Auch gelte das Vorbringen in der Berufung, wonach es sich um Gewerbeabfall der Schlüsselnummer 57118 gehandelt habe, eindeutig als widerlegt. Bei Abfällen der Schlüsselnummer 57118 handle es sich laut der bezughabenden Ö-Norm S 2100 um Kunststoffemballagen und -behältnisse. Dabei handle es sich laut den Ausführungen des abfalltechnischen Amtssachverständigen Mag. M. um im Wesentlichen getrennt zu sammelnde Kunststoffabfälle, die der Verpackungsverordnung unterlägen. Diese Abfälle fielen üblicherweise in privaten Haushalten an und würden dann getrennt zur Kunststoffsammlung gegeben.

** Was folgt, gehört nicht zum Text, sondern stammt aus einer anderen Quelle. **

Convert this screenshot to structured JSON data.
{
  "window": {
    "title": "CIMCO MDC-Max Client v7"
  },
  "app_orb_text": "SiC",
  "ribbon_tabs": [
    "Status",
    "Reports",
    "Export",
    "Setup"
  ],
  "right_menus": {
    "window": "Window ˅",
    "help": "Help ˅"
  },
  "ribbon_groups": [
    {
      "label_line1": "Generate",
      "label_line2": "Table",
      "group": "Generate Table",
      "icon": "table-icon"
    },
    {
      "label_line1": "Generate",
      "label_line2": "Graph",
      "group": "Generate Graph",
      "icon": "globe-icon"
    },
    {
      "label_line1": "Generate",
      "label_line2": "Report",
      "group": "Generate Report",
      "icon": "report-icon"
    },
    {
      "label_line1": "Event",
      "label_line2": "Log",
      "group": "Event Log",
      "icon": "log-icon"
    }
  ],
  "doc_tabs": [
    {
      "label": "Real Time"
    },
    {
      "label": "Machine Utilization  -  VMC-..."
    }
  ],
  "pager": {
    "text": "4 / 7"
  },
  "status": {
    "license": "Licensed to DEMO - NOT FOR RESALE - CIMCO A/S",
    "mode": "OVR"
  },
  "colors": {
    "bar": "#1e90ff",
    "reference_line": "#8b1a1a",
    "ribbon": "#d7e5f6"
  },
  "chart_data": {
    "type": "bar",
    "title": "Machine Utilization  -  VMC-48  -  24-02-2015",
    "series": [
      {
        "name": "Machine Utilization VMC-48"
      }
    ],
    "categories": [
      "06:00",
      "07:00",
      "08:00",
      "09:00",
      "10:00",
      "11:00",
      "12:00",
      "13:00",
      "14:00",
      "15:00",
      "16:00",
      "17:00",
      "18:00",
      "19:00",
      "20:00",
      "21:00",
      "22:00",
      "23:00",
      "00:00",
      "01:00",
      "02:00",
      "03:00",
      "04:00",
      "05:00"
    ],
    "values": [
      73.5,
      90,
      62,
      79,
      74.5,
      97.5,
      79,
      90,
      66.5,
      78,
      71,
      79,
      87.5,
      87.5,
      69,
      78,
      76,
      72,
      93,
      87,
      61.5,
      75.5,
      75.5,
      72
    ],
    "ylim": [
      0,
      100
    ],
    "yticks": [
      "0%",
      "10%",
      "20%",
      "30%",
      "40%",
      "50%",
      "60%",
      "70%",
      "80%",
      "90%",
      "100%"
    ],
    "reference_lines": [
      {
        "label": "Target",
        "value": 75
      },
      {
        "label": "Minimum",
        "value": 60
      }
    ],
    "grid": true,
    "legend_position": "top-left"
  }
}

Dass es sich bei den vom Abfallbeseitigungsverband an die F. GmbH & Co. KG übergebenen Abfällen um solche Kunststoffemballagen gehandelt habe, sei für den Sachverständigen nicht ersichtlich gewesen. Im Rahmen der mündlichen Verhandlung seien weitere Lichtbilder vorgelegt worden, die Auskunft über die Zusammensetzung der Abfälle, die von der F. GmbH & Co. KG vom Abfallbeseitigungsverband übernommen worden seien, liefern sollten. Diese Abfälle seien vom Amtssachverständigen Mag. M. der Abfallart Sperrmüll zugeordnet worden.

Bei der belangten Behörde bestünden keine Zweifel an der Richtigkeit dieser Ausführungen des Amtssachverständigen. Die Lichtbilder, welche unter der Voraussetzung zur Einstufung der Abfälle herangezogen werden könnten, dass es sich dabei lediglich um eine Momentaufnahme handle, zeigten eine Zusammensetzung der Abfälle, welche nach den Ausführungen des Amtssachverständigen Mag. M. eine Zuordnung zur Abfallart Sperrmüll indiziere. Diese Einstufung decke sich mit den Ausführungen des Zeugen F K. über die Herkunft der Abfälle. Schließlich ergebe sich auch für einen nicht gesondert in abfalltechnischen Belangen geschulten Betrachter der Bilder unzweifelhaft, dass darauf Abfälle erkennbar seien, die üblicherweise in privaten Haushalten anfielen und aufgrund ihrer Größe nicht im Rahmen der üblichen Restmüllsammlung entsorgt werden könnten. Konkret seien darauf etwa ein Lattenrost, ein Campingtisch und Campingstühle, Teppichreste und Teile eines gepolsterten Sitzmöbels sowie unterschiedliche andere Holzabfälle wie Holzlatten und dergleichen erkennbar.

Anhaltspunkte dafür, dass es sich im vorliegenden Fall um Abfälle handeln würde, welche etwa im Rahmen eines betrieblichen Produktionsprozesses angefallen und nach ihrer Art und Zusammensetzung nicht mit Abfällen vergleichbar wären, die in privaten Haushalten üblicherweise anfielen, hätten sich im gesamten Verfahren nicht einmal ansatzweise ergeben.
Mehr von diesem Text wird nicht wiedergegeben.